Viel deutlicher wiesen er sowie Innenministerin Taina Bofferding (LSAP) und Mittelstandsminister Lex Delles (DP) darauf hin, dass Sparpläne und -ideen für Staat, Gemeinden und Betriebe vorlägen. Also nicht etwa nur an die Bürger/innen appelliert werde. Und dass das Mitmachen bei den Sparmaßnahmen „freiwillig“ sei. Vorerst jedenfalls. Genauso, wie in der EU das Vorhaben, den Gasverbrauch um 15 Prozent gegenüber dem Durchschnitt der fünf Vorjahre zu senken, für jeden Mitgliedstaat zunächst freiwillig ist. Das Luxemburger Modell, meinte der Energieminister, bestehe darin, auf freiwillige Maßnahmen zu setzen, „ehe wir in den Polizeistaat eintreten“.

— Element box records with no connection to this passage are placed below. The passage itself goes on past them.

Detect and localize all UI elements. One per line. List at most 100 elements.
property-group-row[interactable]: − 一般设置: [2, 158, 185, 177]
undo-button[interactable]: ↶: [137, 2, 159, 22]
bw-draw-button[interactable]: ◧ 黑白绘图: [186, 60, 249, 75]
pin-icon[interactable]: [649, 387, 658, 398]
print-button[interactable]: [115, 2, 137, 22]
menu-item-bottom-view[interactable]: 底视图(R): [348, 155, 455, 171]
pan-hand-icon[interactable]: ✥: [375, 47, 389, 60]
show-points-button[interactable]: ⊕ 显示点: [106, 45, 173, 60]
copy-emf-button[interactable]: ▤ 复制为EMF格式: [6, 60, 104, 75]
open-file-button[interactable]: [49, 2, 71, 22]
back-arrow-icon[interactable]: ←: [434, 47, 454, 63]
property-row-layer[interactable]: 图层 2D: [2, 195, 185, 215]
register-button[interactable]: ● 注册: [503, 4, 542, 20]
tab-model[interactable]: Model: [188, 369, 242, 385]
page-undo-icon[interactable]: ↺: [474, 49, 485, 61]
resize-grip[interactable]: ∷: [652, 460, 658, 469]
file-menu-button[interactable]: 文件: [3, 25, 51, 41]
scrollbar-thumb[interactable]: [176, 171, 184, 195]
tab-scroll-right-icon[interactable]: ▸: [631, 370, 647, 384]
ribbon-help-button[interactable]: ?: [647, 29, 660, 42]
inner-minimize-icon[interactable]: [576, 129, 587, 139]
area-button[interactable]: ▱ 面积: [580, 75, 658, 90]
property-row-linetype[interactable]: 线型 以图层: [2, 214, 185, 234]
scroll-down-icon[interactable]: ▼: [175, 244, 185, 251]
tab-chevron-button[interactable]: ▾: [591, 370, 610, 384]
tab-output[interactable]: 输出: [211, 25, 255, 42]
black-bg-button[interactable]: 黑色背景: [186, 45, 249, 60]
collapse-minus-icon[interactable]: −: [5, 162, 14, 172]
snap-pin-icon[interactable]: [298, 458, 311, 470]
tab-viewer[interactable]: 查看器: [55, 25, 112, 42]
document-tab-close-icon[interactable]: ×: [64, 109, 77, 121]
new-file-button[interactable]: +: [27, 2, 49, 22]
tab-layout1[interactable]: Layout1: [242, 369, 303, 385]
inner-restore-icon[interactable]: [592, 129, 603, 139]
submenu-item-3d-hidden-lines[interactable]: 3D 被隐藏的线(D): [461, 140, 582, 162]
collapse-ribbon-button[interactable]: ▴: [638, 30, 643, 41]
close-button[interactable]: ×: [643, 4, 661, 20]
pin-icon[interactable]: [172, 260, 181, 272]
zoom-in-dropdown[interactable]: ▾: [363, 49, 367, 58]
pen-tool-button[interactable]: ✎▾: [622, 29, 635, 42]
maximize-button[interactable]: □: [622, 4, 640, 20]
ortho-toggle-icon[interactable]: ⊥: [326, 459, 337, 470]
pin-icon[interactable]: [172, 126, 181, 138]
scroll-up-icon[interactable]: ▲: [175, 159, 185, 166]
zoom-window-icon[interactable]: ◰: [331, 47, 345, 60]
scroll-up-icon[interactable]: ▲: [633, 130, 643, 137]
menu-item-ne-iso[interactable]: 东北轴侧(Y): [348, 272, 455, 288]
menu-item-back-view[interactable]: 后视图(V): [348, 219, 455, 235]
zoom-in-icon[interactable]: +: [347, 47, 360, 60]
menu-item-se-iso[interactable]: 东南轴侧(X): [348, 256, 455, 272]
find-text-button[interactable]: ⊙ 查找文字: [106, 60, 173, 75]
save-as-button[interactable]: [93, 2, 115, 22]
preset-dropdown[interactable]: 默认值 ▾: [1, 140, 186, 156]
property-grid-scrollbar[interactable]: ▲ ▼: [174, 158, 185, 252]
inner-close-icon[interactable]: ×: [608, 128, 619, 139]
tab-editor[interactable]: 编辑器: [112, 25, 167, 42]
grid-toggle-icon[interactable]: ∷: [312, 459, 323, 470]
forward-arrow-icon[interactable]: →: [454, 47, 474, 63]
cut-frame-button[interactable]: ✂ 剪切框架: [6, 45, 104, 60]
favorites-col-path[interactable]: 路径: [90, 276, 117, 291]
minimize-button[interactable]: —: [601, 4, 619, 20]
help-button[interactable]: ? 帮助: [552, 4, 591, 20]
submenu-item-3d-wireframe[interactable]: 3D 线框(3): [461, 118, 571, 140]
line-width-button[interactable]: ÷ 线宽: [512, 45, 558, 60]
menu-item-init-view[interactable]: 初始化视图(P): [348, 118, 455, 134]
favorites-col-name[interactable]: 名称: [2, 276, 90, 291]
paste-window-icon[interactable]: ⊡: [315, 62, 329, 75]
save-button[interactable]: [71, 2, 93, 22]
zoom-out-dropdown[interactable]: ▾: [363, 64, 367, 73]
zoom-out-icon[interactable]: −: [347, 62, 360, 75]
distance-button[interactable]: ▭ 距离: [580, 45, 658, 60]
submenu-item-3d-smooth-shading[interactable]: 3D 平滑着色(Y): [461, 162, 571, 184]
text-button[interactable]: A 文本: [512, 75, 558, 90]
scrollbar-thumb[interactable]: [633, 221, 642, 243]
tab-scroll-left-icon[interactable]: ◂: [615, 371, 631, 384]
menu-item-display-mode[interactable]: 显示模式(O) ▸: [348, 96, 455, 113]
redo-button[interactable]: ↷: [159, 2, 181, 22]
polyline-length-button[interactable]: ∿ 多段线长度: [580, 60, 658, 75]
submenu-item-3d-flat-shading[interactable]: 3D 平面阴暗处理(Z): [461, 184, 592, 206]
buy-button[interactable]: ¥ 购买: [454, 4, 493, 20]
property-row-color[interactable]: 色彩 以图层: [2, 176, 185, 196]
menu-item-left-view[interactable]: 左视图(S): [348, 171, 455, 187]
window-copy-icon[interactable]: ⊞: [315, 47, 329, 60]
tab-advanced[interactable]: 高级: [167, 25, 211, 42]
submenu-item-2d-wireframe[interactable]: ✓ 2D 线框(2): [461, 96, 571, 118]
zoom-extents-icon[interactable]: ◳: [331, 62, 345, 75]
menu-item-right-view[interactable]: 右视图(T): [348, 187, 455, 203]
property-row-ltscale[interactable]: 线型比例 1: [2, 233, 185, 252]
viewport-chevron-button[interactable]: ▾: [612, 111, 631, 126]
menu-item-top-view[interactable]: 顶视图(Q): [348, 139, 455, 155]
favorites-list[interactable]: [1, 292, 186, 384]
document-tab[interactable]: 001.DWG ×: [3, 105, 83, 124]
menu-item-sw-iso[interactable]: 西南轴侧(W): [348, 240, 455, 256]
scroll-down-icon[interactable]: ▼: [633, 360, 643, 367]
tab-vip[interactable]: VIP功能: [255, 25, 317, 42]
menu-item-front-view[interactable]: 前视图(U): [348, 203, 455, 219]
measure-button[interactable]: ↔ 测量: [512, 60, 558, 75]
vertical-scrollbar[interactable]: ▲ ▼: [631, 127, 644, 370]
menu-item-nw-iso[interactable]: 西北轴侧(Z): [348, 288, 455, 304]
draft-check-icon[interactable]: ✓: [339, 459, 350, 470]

Höchstwahrscheinlich wird der Polizeistaat selbst dann nicht Realität, wenn die Regierung das Energiesparen durch eine großherzogliche Verordnung, die Claude Turmes’ Ministerium schon ausgearbeitet hat, zur Pflicht erklären würde. Die Energiepreise sind zum Sparen wahrscheinlich Anreiz genug – jedenfalls für den größten Teil der Bevölkerung, der es sich nicht leisten kann, Geld mit warmer Zimmerluft durch ein zu lange geöffnetes Fenster fliegen zu lassen. Spätestens als Turmes vergangene Woche wiederholt hatte, was von Energieversorger Enovos schon Mitte August zu hören war – eine Gaspreiserhöhung um 80 Prozent für den Herbst und eine Strompreiserhöhung um 35 Prozent ab Januar – dürfte auch dem Letzten klargeworden sein, dass es eine gute Idee ist, die Heizung ein Stück weniger aufzudrehen, öfter das Licht auszumachen und statt warm zu baden, warm zu duschen.

„Freiwillig“ heißt vor allem, dass die Regierung nicht jene gegen sich aufbringen will, die ihr die Schuld für die hohen Preise geben könnten. Zu viel von Pflichtmaßnahmen zu sprechen, wäre nicht gut, wenn weitere Entlastungen und Hilfen nur versprochen sind, die Tripartite über sie jedoch erst im Herbst entscheiden wird. Andere Länder sind da weiter, haben Milliardenpakete geschnürt oder diskutieren sie zumindest. Haben in ihre Energiemärkte eingegriffen, auch wenn das nicht ohne Risiko ist. Sie waren zumindest politisch tätig. In Luxemburg dagegen war Vakanz. An Notfallplänen zur Versorgung für den Fall, dass es ganz schlimm kommt und in der EU die Versorgung in Gefahr gerät, wurde gearbeitet, sogar sehr intensiv. Doch das war vor allem technisches Tun. Die Politik ruhte. Die Sparkampagne ist Ausdruck davon.